The ATSB used this scenario to design a 120,000sq km search zone for its $200 million underwater hunt for wreckage in the southern Indian Ocean, which ended in January last year without finding any trace of the aircraft.
New Zealand-born Captain Keane, who was previously a fighter pilot and intelligence officer in the Royal Air Force, said the ATSB should now accept and publicly state that MH370 captain Zaharie Ahmad Shah hijacked his own aircraft, and flew it to the end, ditching it outside the ATSB-defined search area to make it disappear in as few pieces as possible.
Captain Keane’s remarks follow the unveiling of a new book by leading Canadian air crash investigator Larry Vance, MH370: Mystery Solved, which provides compelling evidence of a controlled ditching, based on forensic examination of pieces of the aircraft found washed up on the African coast and on islands off it.
MH370 disappeared en route from Kuala Lumpur to Beijing on March 8, 2014, with 239 people on board, with automatic satellite tracking showing it came down in the southern Indian Ocean.
Captain Keane published a forensic reconstruction of the MH370 flight in The Australian, which concludes Zaharie killed the passengers and crew by depressurising the aircraft while he was on the pilot’s long oxygen supply, and ditched the aircraft at the end.
He told The Australian yesterday: “You may recall my observation of ‘complicity to a crime’ if the ATSB cling to their version of events when they have knowledge to the contrary.
“Put bluntly, the MH370 ‘crash’ is undoubtedly a crime of the unlawful killing of 238 innocent people. The Australian government has also been remiss, they should have put pressure on the ATSB to listen, and act, on professional advice from the aviation community.”
In his book, extracts of which were yesterday published exclusively in The Australian, Vance writes that the ATSB should have abandoned its incapacitated pilots theory in July 2015 as soon as MH370’s right-wing flaperon was discovered mostly intact on the French Indian Ocean island of Reunion.

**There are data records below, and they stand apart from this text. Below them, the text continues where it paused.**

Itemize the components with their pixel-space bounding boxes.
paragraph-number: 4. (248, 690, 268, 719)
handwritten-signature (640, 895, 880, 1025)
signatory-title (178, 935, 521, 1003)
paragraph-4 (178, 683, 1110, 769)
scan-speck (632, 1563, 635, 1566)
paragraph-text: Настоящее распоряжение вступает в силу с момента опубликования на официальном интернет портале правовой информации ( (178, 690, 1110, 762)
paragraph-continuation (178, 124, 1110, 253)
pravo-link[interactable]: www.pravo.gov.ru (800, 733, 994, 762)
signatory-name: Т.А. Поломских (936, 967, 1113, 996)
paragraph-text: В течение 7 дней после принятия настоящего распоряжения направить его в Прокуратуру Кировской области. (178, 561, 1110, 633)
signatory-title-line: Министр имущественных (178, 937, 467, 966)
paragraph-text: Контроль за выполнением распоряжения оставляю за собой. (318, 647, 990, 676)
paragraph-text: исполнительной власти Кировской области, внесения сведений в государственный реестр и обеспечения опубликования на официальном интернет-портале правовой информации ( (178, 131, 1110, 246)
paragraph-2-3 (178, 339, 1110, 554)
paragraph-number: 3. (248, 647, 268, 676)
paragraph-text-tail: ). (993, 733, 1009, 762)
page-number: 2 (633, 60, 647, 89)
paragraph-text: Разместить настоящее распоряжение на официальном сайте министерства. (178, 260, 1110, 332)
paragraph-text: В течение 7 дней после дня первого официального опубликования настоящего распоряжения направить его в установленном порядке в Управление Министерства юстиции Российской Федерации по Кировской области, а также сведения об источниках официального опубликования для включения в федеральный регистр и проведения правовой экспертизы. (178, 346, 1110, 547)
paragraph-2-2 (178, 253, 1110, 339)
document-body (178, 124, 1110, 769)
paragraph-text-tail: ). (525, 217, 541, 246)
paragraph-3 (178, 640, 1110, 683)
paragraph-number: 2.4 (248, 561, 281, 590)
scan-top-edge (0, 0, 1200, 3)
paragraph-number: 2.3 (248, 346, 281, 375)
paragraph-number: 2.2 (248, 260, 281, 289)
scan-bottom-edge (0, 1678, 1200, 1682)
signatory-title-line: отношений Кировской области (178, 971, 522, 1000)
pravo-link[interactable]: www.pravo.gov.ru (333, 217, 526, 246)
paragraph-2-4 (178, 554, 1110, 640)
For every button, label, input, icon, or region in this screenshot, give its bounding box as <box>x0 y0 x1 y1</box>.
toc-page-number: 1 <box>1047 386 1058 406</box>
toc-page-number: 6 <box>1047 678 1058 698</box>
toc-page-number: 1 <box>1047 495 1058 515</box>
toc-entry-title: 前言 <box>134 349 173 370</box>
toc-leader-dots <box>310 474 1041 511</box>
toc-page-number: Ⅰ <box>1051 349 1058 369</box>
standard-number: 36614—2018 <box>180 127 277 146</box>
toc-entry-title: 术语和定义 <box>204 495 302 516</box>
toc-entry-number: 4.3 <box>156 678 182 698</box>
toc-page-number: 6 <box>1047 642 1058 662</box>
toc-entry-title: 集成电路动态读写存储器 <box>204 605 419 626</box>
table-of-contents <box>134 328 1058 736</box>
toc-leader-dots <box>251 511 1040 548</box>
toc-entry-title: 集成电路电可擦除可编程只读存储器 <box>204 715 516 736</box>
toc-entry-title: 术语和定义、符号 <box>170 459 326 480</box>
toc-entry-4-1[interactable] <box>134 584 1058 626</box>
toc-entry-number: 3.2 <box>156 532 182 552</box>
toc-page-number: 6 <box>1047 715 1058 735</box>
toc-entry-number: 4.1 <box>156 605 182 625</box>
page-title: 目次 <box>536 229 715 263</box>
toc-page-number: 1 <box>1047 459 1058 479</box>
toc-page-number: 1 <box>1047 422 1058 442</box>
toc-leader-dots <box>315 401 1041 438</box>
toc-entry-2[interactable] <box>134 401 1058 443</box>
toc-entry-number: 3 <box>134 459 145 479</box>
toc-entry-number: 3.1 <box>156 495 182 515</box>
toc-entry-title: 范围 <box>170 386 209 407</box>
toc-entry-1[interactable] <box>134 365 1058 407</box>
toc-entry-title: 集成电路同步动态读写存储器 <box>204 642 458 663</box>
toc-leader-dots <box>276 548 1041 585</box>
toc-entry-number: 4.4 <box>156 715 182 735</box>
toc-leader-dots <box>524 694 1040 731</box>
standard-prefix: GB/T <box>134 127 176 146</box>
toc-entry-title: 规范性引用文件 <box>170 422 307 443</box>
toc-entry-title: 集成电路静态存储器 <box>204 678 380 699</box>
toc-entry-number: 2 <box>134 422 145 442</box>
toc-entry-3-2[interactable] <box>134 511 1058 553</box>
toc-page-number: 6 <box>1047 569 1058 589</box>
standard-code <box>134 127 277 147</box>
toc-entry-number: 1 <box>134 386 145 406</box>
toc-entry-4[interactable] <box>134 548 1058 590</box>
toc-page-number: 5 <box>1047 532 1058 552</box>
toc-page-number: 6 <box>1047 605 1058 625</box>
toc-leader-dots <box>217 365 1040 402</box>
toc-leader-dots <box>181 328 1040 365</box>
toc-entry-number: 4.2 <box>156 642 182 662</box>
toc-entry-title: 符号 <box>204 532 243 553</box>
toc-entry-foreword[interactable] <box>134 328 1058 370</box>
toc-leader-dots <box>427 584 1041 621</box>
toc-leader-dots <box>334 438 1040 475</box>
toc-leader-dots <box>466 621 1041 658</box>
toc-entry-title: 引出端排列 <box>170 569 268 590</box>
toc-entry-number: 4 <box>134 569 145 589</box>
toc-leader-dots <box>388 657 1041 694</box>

Vance says other air crashes show the flaperon could not have survived in one piece in the high-speed impact the ATSB claims happened.
“If that evidence was actually discovered and brought forward, and then suppressed, that would be intentional deception,” Vance wrote. “I believe it was incompetence.”
A new search by Houston-based underwater survey group Ocean Infinity, which will be paid up to $US70m ($92.6m) by the Malaysian government only if it finds MH370, has covered 2½ of four sequential target zones.
Ocean Infinity’s leased vessel, Seabed Constructor, is now searching areas identified by an independent group of international scientists and engineers as the most likely.
But senior airline captains, including Australian Byron Bailey and Briton Simon Hardy, believe Zaharie flew the aircraft, either under power or gliding it after fuel exhaustion, farther southwest than the original search along what is known as the seventh arc of satellite tracking.
The leader of the ATSB’s failed underwater search for MH370, Peter Foley, and ATSB spokesman Paul Sadler did not respond to emails seeking comment.